The Python splitlines method returns an empty list for the empty string, and a terminal line break does not result in an extra line:
>>> "".splitlines()
[]
>>> "\n".splitlines()
[""]
>>> "One line\n".splitlines()
["One line"]
On the other hand, split("\n") – which is essentially the same as SWI-Prolog’s split_string(Str, "\n", "", Lines) – gives:
>>> "".split("\n")
[""]
>>> "\n".split("\n")
["", ""]
>>> "Two lines\n".split("\n")
["Two lines", ""]
Because dedent_string and indent_string split the string into lines, it’s important that we decide how to do this splitting. I propose that we add split_lines/2 and split_lines_with_ends/2 predicates and use those in dedent_string and indent_string.

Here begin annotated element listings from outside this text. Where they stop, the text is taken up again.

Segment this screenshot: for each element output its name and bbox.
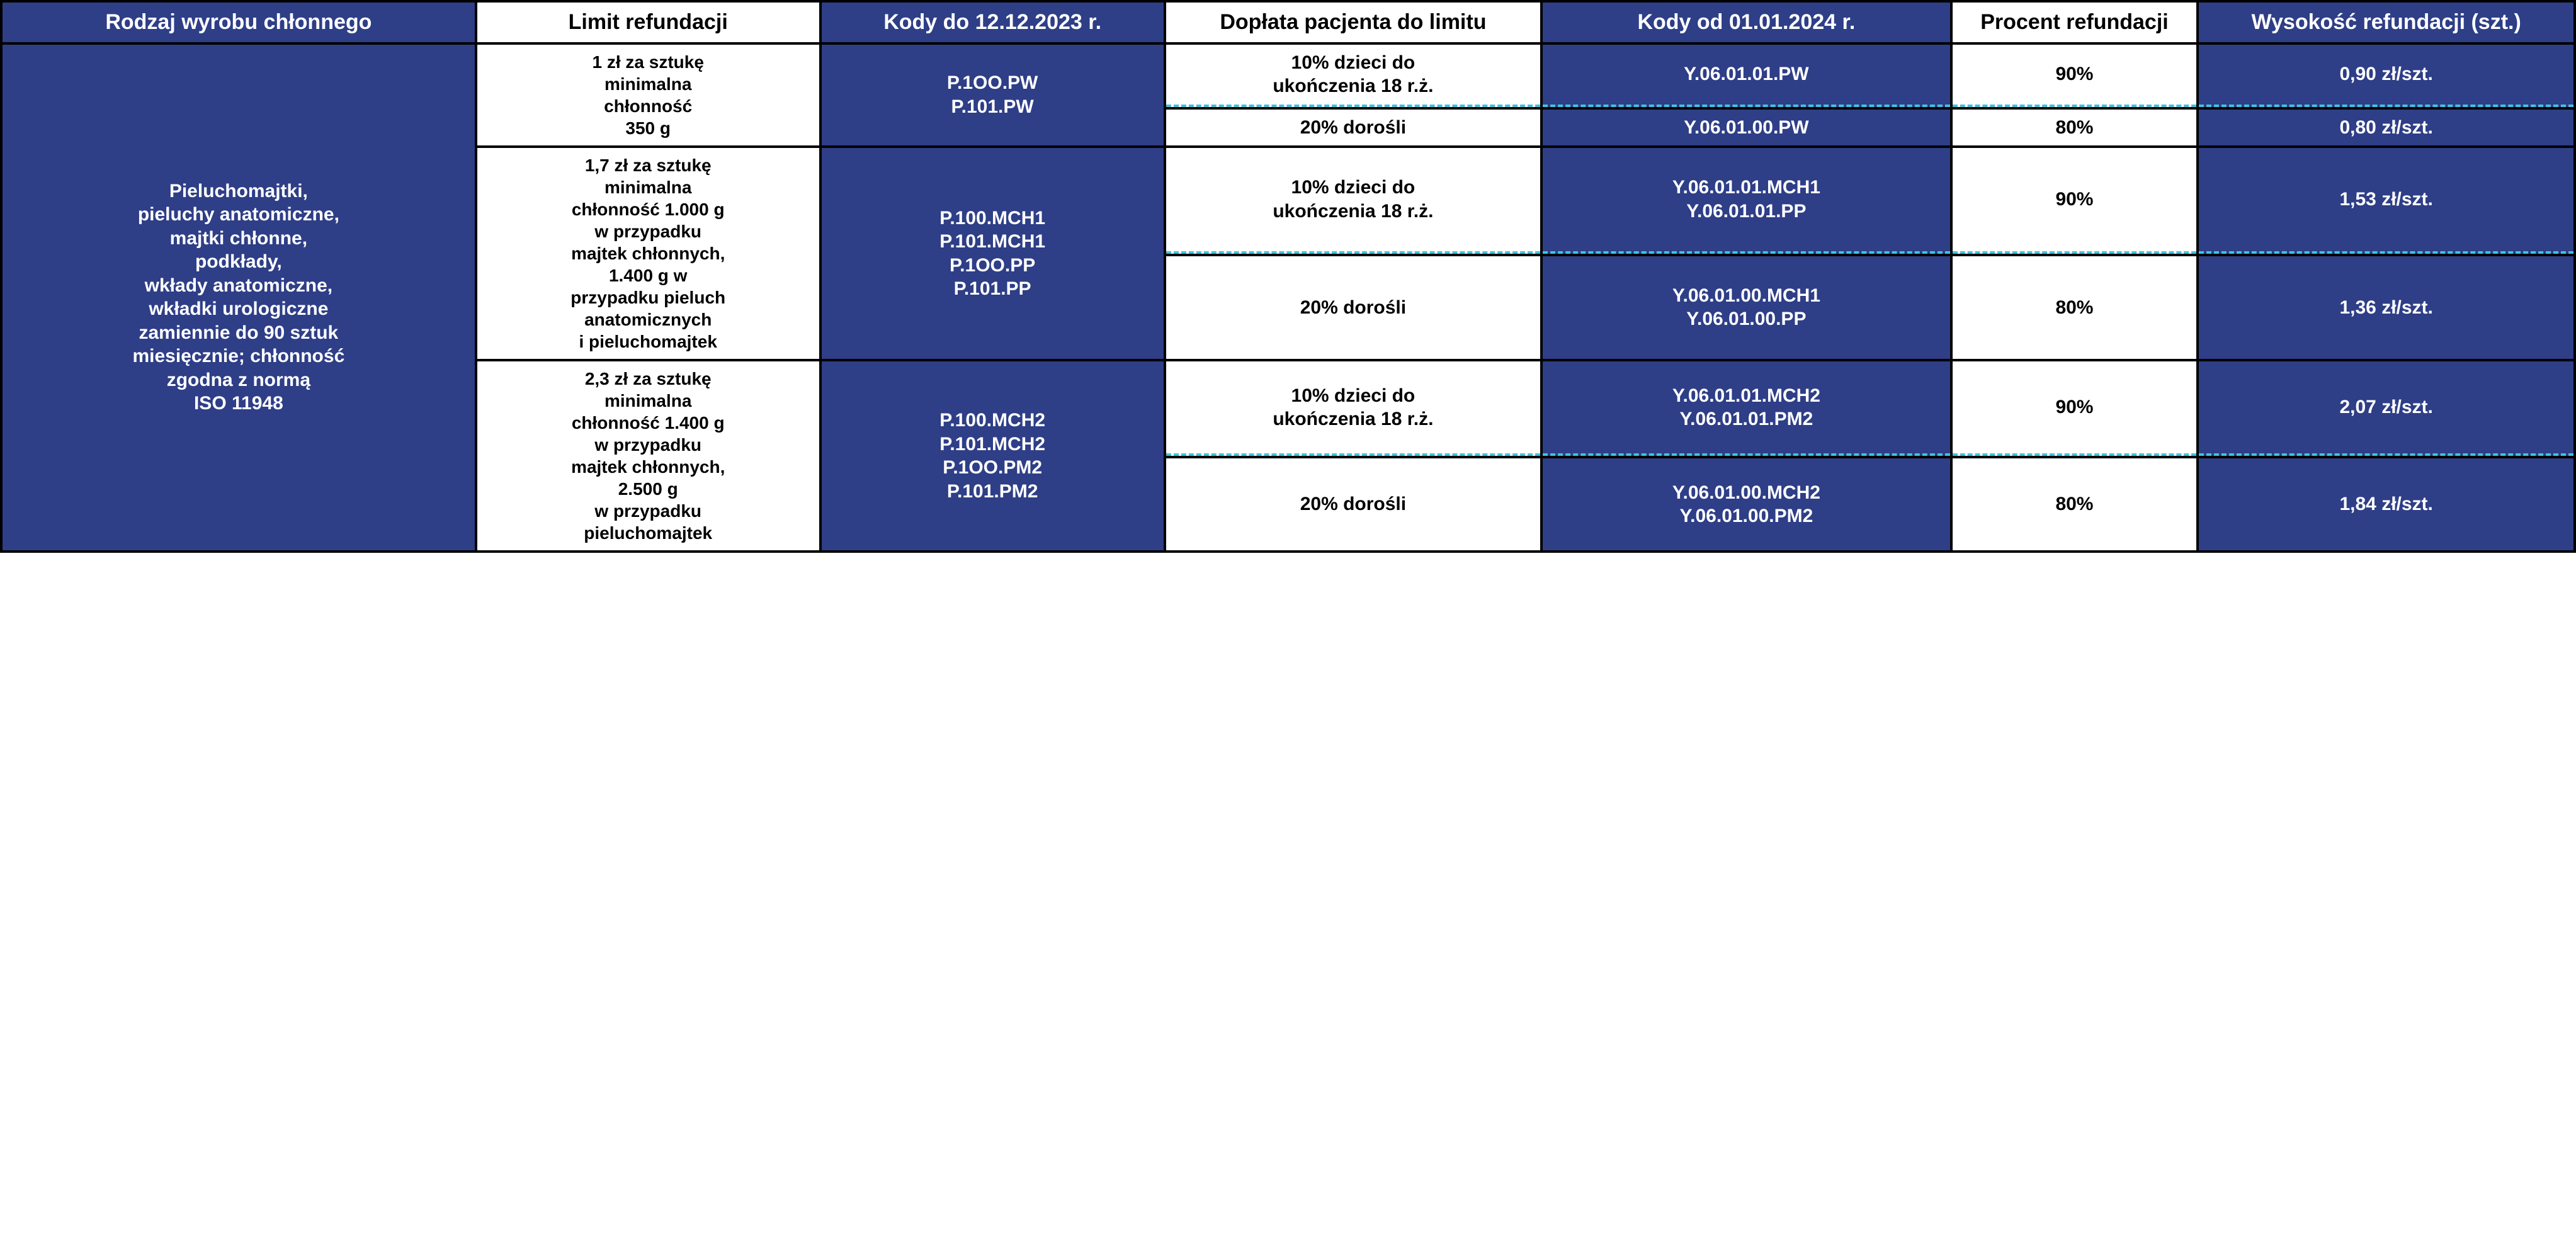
codes-new-g3-b: Y.06.01.00.MCH2 Y.06.01.00.PM2 xyxy=(1543,458,1949,550)
wys-g3-a: 2,07 zł/szt. xyxy=(2199,361,2573,456)
col-header-limit: Limit refundacji xyxy=(477,3,819,42)
codes-new-g1-a: Y.06.01.01.PW xyxy=(1543,45,1949,107)
codes-old-g1: P.1OO.PW P.101.PW xyxy=(822,45,1164,146)
wys-g2-a: 1,53 zł/szt. xyxy=(2199,148,2573,254)
col-header-doplata: Dopłata pacjenta do limitu xyxy=(1166,3,1541,42)
doplata-g2-a: 10% dzieci do ukończenia 18 r.ż. xyxy=(1166,148,1541,254)
codes-new-g3-a: Y.06.01.01.MCH2 Y.06.01.01.PM2 xyxy=(1543,361,1949,456)
wys-g1-a: 0,90 zł/szt. xyxy=(2199,45,2573,107)
doplata-g1-b: 20% dorośli xyxy=(1166,110,1541,146)
procent-g2-a: 90% xyxy=(1953,148,2197,254)
wys-g1-b: 0,80 zł/szt. xyxy=(2199,110,2573,146)
procent-g1-b: 80% xyxy=(1953,110,2197,146)
wys-g3-b: 1,84 zł/szt. xyxy=(2199,458,2573,550)
limit-g2: 1,7 zł za sztukę minimalna chłonność 1.0… xyxy=(477,148,819,359)
col-header-kody-do: Kody do 12.12.2023 r. xyxy=(822,3,1164,42)
wys-g2-b: 1,36 zł/szt. xyxy=(2199,256,2573,360)
row-label: Pieluchomajtki, pieluchy anatomiczne, ma… xyxy=(3,45,475,551)
codes-old-g2: P.100.MCH1 P.101.MCH1 P.1OO.PP P.101.PP xyxy=(822,148,1164,359)
col-header-procent: Procent refundacji xyxy=(1953,3,2197,42)
codes-old-g3: P.100.MCH2 P.101.MCH2 P.1OO.PM2 P.101.PM… xyxy=(822,361,1164,550)
limit-g1: 1 zł za sztukę minimalna chłonność 350 g xyxy=(477,45,819,146)
procent-g3-b: 80% xyxy=(1953,458,2197,550)
refund-table: Rodzaj wyrobu chłonnego Limit refundacji… xyxy=(0,0,2576,553)
codes-new-g1-b: Y.06.01.00.PW xyxy=(1543,110,1949,146)
codes-new-g2-b: Y.06.01.00.MCH1 Y.06.01.00.PP xyxy=(1543,256,1949,360)
doplata-g3-a: 10% dzieci do ukończenia 18 r.ż. xyxy=(1166,361,1541,456)
col-header-wysokosc: Wysokość refundacji (szt.) xyxy=(2199,3,2573,42)
limit-g3: 2,3 zł za sztukę minimalna chłonność 1.4… xyxy=(477,361,819,550)
procent-g3-a: 90% xyxy=(1953,361,2197,456)
doplata-g2-b: 20% dorośli xyxy=(1166,256,1541,360)
col-header-kody-od: Kody od 01.01.2024 r. xyxy=(1543,3,1949,42)
doplata-g1-a: 10% dzieci do ukończenia 18 r.ż. xyxy=(1166,45,1541,107)
codes-new-g2-a: Y.06.01.01.MCH1 Y.06.01.01.PP xyxy=(1543,148,1949,254)
col-header-rodzaj: Rodzaj wyrobu chłonnego xyxy=(3,3,475,42)
doplata-g3-b: 20% dorośli xyxy=(1166,458,1541,550)
procent-g2-b: 80% xyxy=(1953,256,2197,360)
procent-g1-a: 90% xyxy=(1953,45,2197,107)
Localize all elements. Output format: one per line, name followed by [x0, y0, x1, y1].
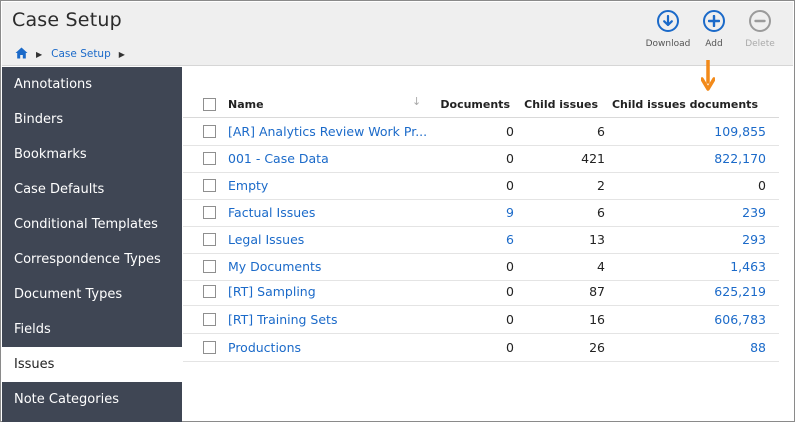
column-header-documents[interactable]: Documents	[440, 98, 510, 111]
minus-icon	[749, 10, 771, 32]
table-row[interactable]: [AR] Analytics Review Work Pr... 0 6 109…	[183, 119, 779, 146]
row-checkbox[interactable]	[203, 206, 216, 219]
documents-count-link[interactable]: 9	[506, 205, 514, 220]
table-row[interactable]: Empty 0 2 0	[183, 173, 779, 200]
sort-arrow-icon[interactable]: ↓	[412, 95, 422, 108]
download-button[interactable]: Download	[645, 10, 691, 49]
child-issues-count: 2	[597, 178, 605, 193]
plus-icon	[703, 10, 725, 32]
table-header: Name ↓ Documents Child issues Child issu…	[183, 92, 779, 118]
row-checkbox[interactable]	[203, 152, 216, 165]
download-label: Download	[645, 39, 691, 49]
table-row[interactable]: [RT] Sampling 0 87 625,219	[183, 279, 779, 306]
documents-count: 0	[506, 178, 514, 193]
table-row[interactable]: My Documents 0 4 1,463	[183, 254, 779, 281]
child-issues-documents-link[interactable]: 625,219	[714, 284, 766, 299]
column-header-child-issues[interactable]: Child issues	[524, 98, 598, 111]
breadcrumb: ▶ Case Setup ▶	[15, 46, 134, 62]
child-issues-count: 87	[589, 284, 605, 299]
issue-name-link[interactable]: 001 - Case Data	[228, 151, 329, 166]
select-all-checkbox[interactable]	[203, 98, 216, 111]
column-header-name[interactable]: Name	[228, 98, 264, 111]
sidebar-item-note-categories[interactable]: Note Categories	[14, 392, 119, 407]
child-issues-documents-link[interactable]: 109,855	[714, 124, 766, 139]
sidebar-item-binders[interactable]: Binders	[14, 112, 64, 127]
issue-name-link[interactable]: Factual Issues	[228, 205, 316, 220]
child-issues-documents-link[interactable]: 239	[742, 205, 766, 220]
table-row[interactable]: Legal Issues 6 13 293	[183, 227, 779, 254]
sidebar-item-conditional-templates[interactable]: Conditional Templates	[14, 217, 158, 232]
row-checkbox[interactable]	[203, 260, 216, 273]
page-title: Case Setup	[12, 9, 122, 31]
child-issues-count: 13	[589, 232, 605, 247]
breadcrumb-item-case-setup[interactable]: Case Setup	[51, 48, 111, 60]
child-issues-count: 26	[589, 340, 605, 355]
sidebar-item-case-defaults[interactable]: Case Defaults	[14, 182, 105, 197]
row-checkbox[interactable]	[203, 341, 216, 354]
issues-table: Name ↓ Documents Child issues Child issu…	[183, 60, 794, 422]
download-icon	[657, 10, 679, 32]
documents-count: 0	[506, 312, 514, 327]
issue-name-link[interactable]: My Documents	[228, 259, 322, 274]
arrow-down-indicator-icon	[701, 60, 715, 91]
breadcrumb-separator-icon: ▶	[36, 49, 43, 59]
child-issues-count: 16	[589, 312, 605, 327]
child-issues-documents-link[interactable]: 606,783	[714, 312, 766, 327]
sidebar-item-issues[interactable]: Issues	[2, 347, 182, 382]
documents-count: 0	[506, 340, 514, 355]
delete-label: Delete	[745, 39, 775, 49]
child-issues-documents-count: 0	[758, 178, 766, 193]
row-checkbox[interactable]	[203, 179, 216, 192]
child-issues-count: 421	[581, 151, 605, 166]
documents-count: 0	[506, 124, 514, 139]
documents-count: 0	[506, 284, 514, 299]
row-checkbox[interactable]	[203, 313, 216, 326]
sidebar-item-document-types[interactable]: Document Types	[14, 287, 123, 302]
add-button[interactable]: Add	[691, 10, 737, 49]
table-row[interactable]: 001 - Case Data 0 421 822,170	[183, 146, 779, 173]
child-issues-documents-link[interactable]: 822,170	[714, 151, 766, 166]
documents-count: 0	[506, 151, 514, 166]
documents-count-link[interactable]: 6	[506, 232, 514, 247]
table-row[interactable]: [RT] Training Sets 0 16 606,783	[183, 307, 779, 334]
child-issues-documents-link[interactable]: 88	[750, 340, 766, 355]
issue-name-link[interactable]: [RT] Training Sets	[228, 312, 338, 327]
child-issues-count: 6	[597, 124, 605, 139]
sidebar-item-bookmarks[interactable]: Bookmarks	[14, 147, 87, 162]
sidebar-item-correspondence-types[interactable]: Correspondence Types	[14, 252, 161, 267]
breadcrumb-separator-icon: ▶	[118, 49, 125, 59]
row-checkbox[interactable]	[203, 285, 216, 298]
child-issues-count: 4	[597, 259, 605, 274]
sidebar: Annotations Binders Bookmarks Case Defau…	[2, 67, 182, 422]
issue-name-link[interactable]: Productions	[228, 340, 302, 355]
child-issues-count: 6	[597, 205, 605, 220]
child-issues-documents-link[interactable]: 293	[742, 232, 766, 247]
column-header-child-issues-documents[interactable]: Child issues documents	[611, 98, 758, 111]
row-checkbox[interactable]	[203, 233, 216, 246]
table-row[interactable]: Productions 0 26 88	[183, 335, 779, 362]
home-icon[interactable]	[15, 47, 28, 62]
add-label: Add	[705, 39, 723, 49]
issue-name-link[interactable]: Legal Issues	[228, 232, 305, 247]
documents-count: 0	[506, 259, 514, 274]
issue-name-link[interactable]: [RT] Sampling	[228, 284, 316, 299]
sidebar-item-annotations[interactable]: Annotations	[14, 77, 93, 92]
sidebar-item-fields[interactable]: Fields	[14, 322, 51, 337]
delete-button[interactable]: Delete	[737, 10, 783, 49]
issue-name-link[interactable]: [AR] Analytics Review Work Pr...	[228, 124, 428, 139]
child-issues-documents-link[interactable]: 1,463	[730, 259, 766, 274]
page-header: Case Setup ▶ Case Setup ▶ Download	[2, 2, 793, 66]
table-row[interactable]: Factual Issues 9 6 239	[183, 200, 779, 227]
issue-name-link[interactable]: Empty	[228, 178, 269, 193]
row-checkbox[interactable]	[203, 125, 216, 138]
toolbar: Download Add Delete	[645, 10, 783, 49]
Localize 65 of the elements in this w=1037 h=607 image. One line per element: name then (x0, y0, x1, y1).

There is an additional item with dedent/indent – how to handle empty lines (that is lines, with only whitespace). I propose following the Python semantics: ignoring empty lines when determining the dedent and of not indenting them (the latter can be changed by specifying a predicate that controls which lines are indented). For dedent, my experience is that this works nicely with multi-line strings in source code.
. SWI-Prolog follows the Unix perspective: internally all is single \n. The ISO syntax allows creating an atom/string with a \r, but you should normally not do so. Only if you exchange text as byte sequences you must start thinking about that, but that is normally only done when talking to some external device.
… someone else can write the additional code and test cases, if it’s important to them.